Treasury Secretary Janet Yellen refused to be “trotted out” and “used” by then-President Bill Clinton when the Monica Lewinsky scandal broke nearly 25 years ago, according to explosive claims in a newly released book.
During the Clinton presidency, Yellen was nominated to a position on the Federal Reserve Board of Governors, a role that she held for three years. In 1997, Clinton named Yellen to the White House Council of Economic Advisers.
In January 1998, it was revealed that Clinton had been carrying on a years-long affair with Lewinsky, a young White House intern.
Initially, the president denied having “sexual relations” with the then-25-year-old intern. But Lewinsky’s sworn testimony before a grand jury as well has her secretly recorded conversations with a friend, Linda Tripp, contradicted those claims.
In the face of overwhelming evidence to the contrary, Clinton later acknowledged a relationship that was “inappropriate.”
Yellen “initially believed Clinton’s denial about having sex with Lewinsky,” author Owen Ullmann writes in his new book, “Empathy Economics: Janet Yellen’s Remarkable Rise to Power and Her Drive to Spread Prosperity to All.”
“Even so, friends said she was bothered by the White House ploy to marshal support for the president,” Ullmann writes.
Ken Starr, the independent counsel who was investigating the Whitewater affair, learned of Tripp’s tapes. He then expanded his probe into the Lewinsky matter, during which he learned that Clinton lied under oath about his dalliances with the intern.
Starr died on Tuesday at a Houston hospital. He was 76 years old.
In an effort to mitigate the political fallout from the scandal, the White House asked “everyone — particularly female officials — to go before the news media gathered outside the West Wing and publicly defend him,” according to Ullmann.
The author writes that Yellen wanted no part of advocating on Clinton’s behalf to the press. She also had a convenient way out.
“Yellen didn’t have to worry about doing that since her office was next door to the White House, and she could use a side exit and avoid the throng of reporters,” Ullmann writes.
A female colleague of Yellen’s told the author that the Yale-educated economist was “suspicious of what they were doing.”
“It left a bad taste and a feeling that a lot of the women shared of, frankly, being used,” the colleague told Ullmann.
“It was pretty stunning to think they expected the women to be trotted out.”
The colleague added: “Some did. Some stood in front of the White House and vouched for the president.”
Yellen’s son, Robby Akerlof, told Ullmann that then-Secretary of State Madeleine Albright, the most high-profile woman in the administration, “seemed in particular to be pushed out there” and that Yellen was “a little bit encouraged to go out there with” the nation’s top diplomat and stick up for the president.
But Yellen “definitely didn’t want to go out and be one of those validators,” according to her son.
Colleagues told Ullmann that Yellen “tried to compartmentalize” the scandal since “she had to provide Clinton his weekly economic briefing, sometimes in person.”
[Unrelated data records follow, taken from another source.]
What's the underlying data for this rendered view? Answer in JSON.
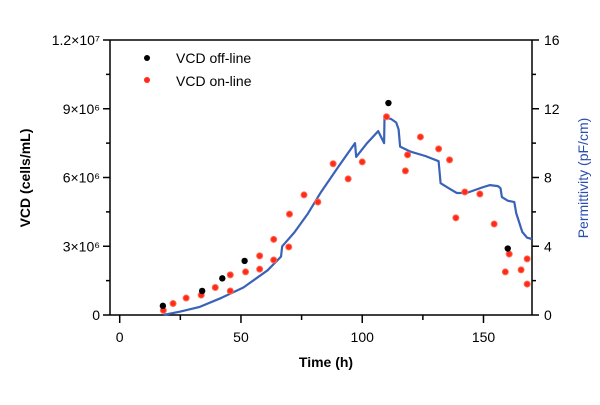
{
  "chart_data": {
    "type": "scatter",
    "title": "",
    "xlabel": "Time (h)",
    "ylabel": "VCD (cells/mL)",
    "y2label": "Permittivity (pF/cm)",
    "xlim": [
      -4,
      170
    ],
    "ylim": [
      0,
      12000000
    ],
    "y2lim": [
      0,
      16
    ],
    "grid": false,
    "legend_position": "top-left",
    "x_ticks": [
      "0",
      "50",
      "100",
      "150"
    ],
    "x_tick_values": [
      0,
      50,
      100,
      150
    ],
    "y_ticks": [
      "0",
      "3×10⁶",
      "6×10⁶",
      "9×10⁶",
      "1.2×10⁷"
    ],
    "y_tick_values": [
      0,
      3000000,
      6000000,
      9000000,
      12000000
    ],
    "y2_ticks": [
      "0",
      "4",
      "8",
      "12",
      "16"
    ],
    "y2_tick_values": [
      0,
      4,
      8,
      12,
      16
    ],
    "colors": {
      "offline": "#000000",
      "online": "#ff2a1a",
      "permittivity": "#3a62b8",
      "y2label": "#2a4db0"
    },
    "series": [
      {
        "name": "VCD off-line",
        "axis": "left",
        "kind": "scatter",
        "x": [
          17.8,
          34,
          42.3,
          51.5,
          110.8,
          160
        ],
        "y": [
          400000,
          1050000,
          1600000,
          2360000,
          9250000,
          2900000
        ]
      },
      {
        "name": "VCD on-line",
        "axis": "left",
        "kind": "scatter",
        "x": [
          18,
          22,
          27.4,
          33.6,
          39.4,
          45.6,
          45.6,
          51.9,
          57.7,
          57.7,
          63.5,
          63.5,
          69.7,
          70,
          76,
          81.7,
          88,
          94.2,
          100,
          110,
          117.8,
          118.7,
          124,
          131.5,
          136,
          138.6,
          142.3,
          148.5,
          154.4,
          160.6,
          159,
          165.5,
          168,
          168
        ],
        "y": [
          200000,
          500000,
          740000,
          870000,
          1200000,
          1050000,
          1750000,
          1880000,
          2000000,
          2580000,
          2400000,
          3300000,
          2970000,
          4400000,
          5240000,
          4930000,
          6600000,
          5940000,
          6680000,
          8650000,
          6290000,
          6990000,
          7770000,
          7250000,
          6770000,
          4240000,
          5370000,
          5280000,
          3970000,
          2660000,
          1880000,
          1970000,
          2450000,
          1350000
        ]
      },
      {
        "name": "Permittivity",
        "axis": "right",
        "kind": "line",
        "x": [
          18,
          25,
          33,
          42,
          51,
          57,
          61,
          66.5,
          67,
          72,
          77.6,
          83,
          90,
          97,
          97.5,
          102,
          106.6,
          109,
          109.2,
          112,
          114,
          115,
          115.6,
          120,
          126,
          131.5,
          132.3,
          136,
          139,
          143,
          146.5,
          150,
          152.7,
          156,
          157,
          157.6,
          160,
          162.7,
          163.5,
          166,
          168,
          170
        ],
        "y": [
          0,
          0.2,
          0.47,
          1.0,
          1.6,
          2.2,
          2.6,
          3.4,
          4.0,
          4.8,
          5.9,
          7.15,
          8.6,
          10.0,
          9.2,
          10.0,
          10.7,
          10.0,
          11.5,
          11.4,
          11.2,
          10.8,
          9.8,
          9.5,
          9.25,
          8.95,
          7.67,
          7.35,
          7.1,
          7.1,
          7.27,
          7.45,
          7.56,
          7.5,
          7.38,
          6.86,
          6.65,
          6.57,
          5.93,
          4.83,
          4.5,
          4.42
        ]
      }
    ]
  }
}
A female colleague of Yellen’s said “one of the hardest decisions ethically to make was do I stay at the council working for someone whose behavior towards women I thought was terrible.”
Ultimately, Yellen “chose to stick it out,” according to the author.
Clinton was eventually impeached by the Republican-led House of Representatives, though he was acquitted in the Senate, where a two-thirds majority is required to convict the president.
The Post has sought comment from Yellen, Lewinsky, and Clinton.
A copy of the book, which was published by PublicAffairs, a subsidiary of Hachette Book Group, was obtained by The Post. The book goes on sale on Sept. 27.